We need to understand that sin is not a little thing. Sin invades every aspect of our being, thoughts, actions, and words. We are by no means as bad as we could be. Thanks be to God for His restraining Hand. But sin contaminates us and makes us unable to come into the presence of a holy God. But God, in His great mercy, didn’t leave us in our sin and separation. He sent His Son to live for us, obey for us, die for us, and rise for us. Christ bridged the chasm between God and man, and now we can have peace with God. This is no small thing. We demean the work of Christ in our redemption when we treat sin lightly. God forgive us for failing to appreciate the magnitude of what Christ has done for us.

Ultimately, I think that Evans’ book is the result of the experientialism so common in the Church today. Despite her claims that she would follow the Bible’s instructions for women without picking and choosing, she does exactly that. She picks and chooses how to apply those instructions by deciding which extra-Biblical sources she will follow. She then draws conclusions about God and the Bible based on her experiences living “a year of Biblical womanhood.” These conclusions find fault with God and with the Bible instead of with her sources or her own interpretations. This is a very dangerous.

Women reading Evans’ book may come away with a distrust of the Bible and with animosity towards God for “requiring” things He never required. And that makes me very sad. There are plenty of hard sayings in the Bible that are difficult to understand. There are many passages that theologians and scholars have debated and will continue to debate. But the Bible is abundantly clear about those things that we have to know to be saved. And that is a great blessing, because Christ is the only Way to salvation, and the Bible is how Christ is revealed to us.

Instead of looking for ways to dismiss what the Bible teaches, we should all seek to understand what we must do to be saved and how we must live in light of our salvation.
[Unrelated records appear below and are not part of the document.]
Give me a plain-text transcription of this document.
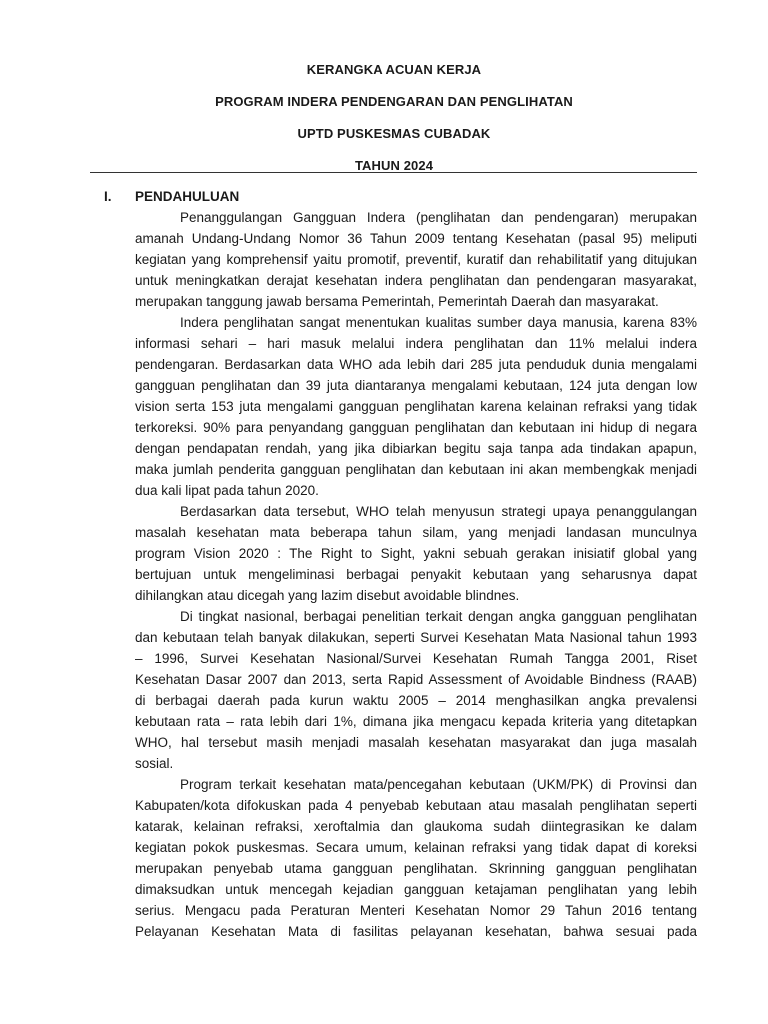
KERANGKA ACUAN KERJA
PROGRAM INDERA PENDENGARAN DAN PENGLIHATAN
UPTD PUSKESMAS CUBADAK
TAHUN 2024
I. PENDAHULUAN
Penanggulangan Gangguan Indera (penglihatan dan pendengaran) merupakan
amanah Undang-Undang Nomor 36 Tahun 2009 tentang Kesehatan (pasal 95) meliputi
kegiatan yang komprehensif yaitu promotif, preventif, kuratif dan rehabilitatif yang ditujukan
untuk meningkatkan derajat kesehatan indera penglihatan dan pendengaran masyarakat,
merupakan tanggung jawab bersama Pemerintah, Pemerintah Daerah dan masyarakat.
Indera penglihatan sangat menentukan kualitas sumber daya manusia, karena 83%
informasi sehari – hari masuk melalui indera penglihatan dan 11% melalui indera
pendengaran. Berdasarkan data WHO ada lebih dari 285 juta penduduk dunia mengalami
gangguan penglihatan dan 39 juta diantaranya mengalami kebutaan, 124 juta dengan low
vision serta 153 juta mengalami gangguan penglihatan karena kelainan refraksi yang tidak
terkoreksi. 90% para penyandang gangguan penglihatan dan kebutaan ini hidup di negara
dengan pendapatan rendah, yang jika dibiarkan begitu saja tanpa ada tindakan apapun,
maka jumlah penderita gangguan penglihatan dan kebutaan ini akan membengkak menjadi
dua kali lipat pada tahun 2020.
Berdasarkan data tersebut, WHO telah menyusun strategi upaya penanggulangan
masalah kesehatan mata beberapa tahun silam, yang menjadi landasan munculnya
program Vision 2020 : The Right to Sight, yakni sebuah gerakan inisiatif global yang
bertujuan untuk mengeliminasi berbagai penyakit kebutaan yang seharusnya dapat
dihilangkan atau dicegah yang lazim disebut avoidable blindnes.
Di tingkat nasional, berbagai penelitian terkait dengan angka gangguan penglihatan
dan kebutaan telah banyak dilakukan, seperti Survei Kesehatan Mata Nasional tahun 1993
– 1996, Survei Kesehatan Nasional/Survei Kesehatan Rumah Tangga 2001, Riset
Kesehatan Dasar 2007 dan 2013, serta Rapid Assessment of Avoidable Bindness (RAAB)
di berbagai daerah pada kurun waktu 2005 – 2014 menghasilkan angka prevalensi
kebutaan rata – rata lebih dari 1%, dimana jika mengacu kepada kriteria yang ditetapkan
WHO, hal tersebut masih menjadi masalah kesehatan masyarakat dan juga masalah
sosial.
Program terkait kesehatan mata/pencegahan kebutaan (UKM/PK) di Provinsi dan
Kabupaten/kota difokuskan pada 4 penyebab kebutaan atau masalah penglihatan seperti
katarak, kelainan refraksi, xeroftalmia dan glaukoma sudah diintegrasikan ke dalam
kegiatan pokok puskesmas. Secara umum, kelainan refraksi yang tidak dapat di koreksi
merupakan penyebab utama gangguan penglihatan. Skrinning gangguan penglihatan
dimaksudkan untuk mencegah kejadian gangguan ketajaman penglihatan yang lebih
serius. Mengacu pada Peraturan Menteri Kesehatan Nomor 29 Tahun 2016 tentang
Pelayanan Kesehatan Mata di fasilitas pelayanan kesehatan, bahwa sesuai pada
Without Christ, as revealed in the Bible, we are without hope in this life or the next.

All Scripture is breathed out by God and profitable for teaching, for reproof, for correction, and for training in righteousness, that the man of God may be complete, equipped for every good work.
(2 Timothy 3:16-17 ESV)

21 thoughts on “A Year of Biblical Womanhood?

  1. jacarroll71 says:

    Check this out.

    John On Feb 8, 2016 3:53 PM, “A Daughter of the Reformation” wrote:

    > Rachel Miller posted: “Recently, I read a twitter exchange between Wendy > Alsup and Rachel Held Evans on Evans’ interpretation of Leviticus 15. > Specifically the discussion started over whether the Bible actually teaches > that women should live in a separate tent during their mens” >

  2. Barbara Roberts says:

    Home run! This post nails the problem with Rachel Held Evans’ teaching.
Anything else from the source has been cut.